Vrezof bergeming, aku bisa melihat keterkejutan di wajahnya dan tak lama helaan napas keluar dari mulutnya.
"Aku lebih heran denganmu, Ive. Bagaimana kamu bisa menahan semuanya sendiri? Maksudku situasi kita sama-sama menjadi yang pertama di dalam keluarga. Panutan untuk adik dan kita membawa nama keluarga. Jadi bagaimana kamu—"
Kalimat Vrezof terhenti begitu saja. Dirinya menghela napas dan kembali bungkam. Tatapan mata yang mencari jawaban itu membuatku nostalgia.
Ternyata laki-laki juga butuh teman bercerita, batinku kembali memandang ke depan.
"Aku ... hanya tidak tahu ke mana harus bercerita."

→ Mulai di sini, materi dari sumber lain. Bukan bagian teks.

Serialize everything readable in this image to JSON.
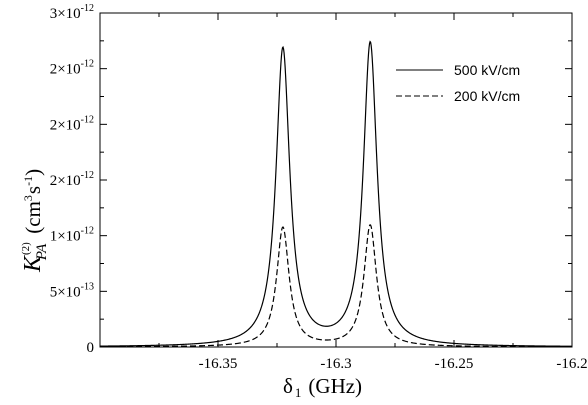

Vrezof tampak melirikku dan pada akhirnya aku putuskan untuk mengeluarkan sedikit isi hati yang sudah lama aku kunci rapat.
"Saat kita siap menjadi sandaran dan tempat orang lain untuk pulang. Terkadang kita berharap juga mendapatkan hal yang sama dari orang lain, bukan?"
Aku tersenyum tipis dan memandang langit senja yang perlahan hadir.
"Sayangnya semua tidak sesuai harapan. Berharap kepada manusia hanya mendatangkan luka. Jadi, aku putuskan untuk menahan semuanya sendiri."
Aku menoleh ke arah Vrezof dengan senyum tipis dan bisa aku lihat gejolak yang hadir dari matanya.
Menahan semuanya sendiri memang tidak mudah. Menjahit luka sendiri tanpa bantuan siapa pun nyatanya menguras banyak tenaga.
Namun, itu lebih baik dari pada berdiam diri dan hanya pasrah. Diam bukan berarti pasrah!
"Vrezof, jika kita tidak memiliki sandaran bukan berarti kita harus mengeluh dan merutuk. Hidup memang tidak mudah, tetapi jika kamu membutuhkan teman bercerita aku siap mendengarkan. Jadi jangan ra—"
"Hal yang sama juga berlaku untukmu, Ive."
Aku terdiam dan memandang Vrezof yang masih sibuk menatap langit.
"Aku datang ke sini bukan hanya untuk bercerita, tetapi juga mendengarkan."
Senyum yang terbit di wajah Vrezof membuatku terdiam. Rasanya aneh saat mendengar tawaran tersebut dari orang lain.
"Bolehkah?" Aku bertanya dengan suara pelan.
Vrezof tersenyum dan mengangguk. Tangannya bergerak cepat mengusap puncak kepalaku, rasanya begitu menenangkan.
"Kamu hebat bisa bertahan sejauh ini sendirian, Ive. Kamu kuat, tapi tidak ada salahnya untuk berbagi cerita. Kamu bisa bersandar kepadaku dan mengeluarkan keluh kesahmu."
Aku melirik Vrezof yang tersenyum lebih lebar. Tatapan matanya hangat, salah satu hal yang aku sukai dari Vrezof.
"Dengan begitu kita bisa saling memahami dan mencapai solusi terbaik."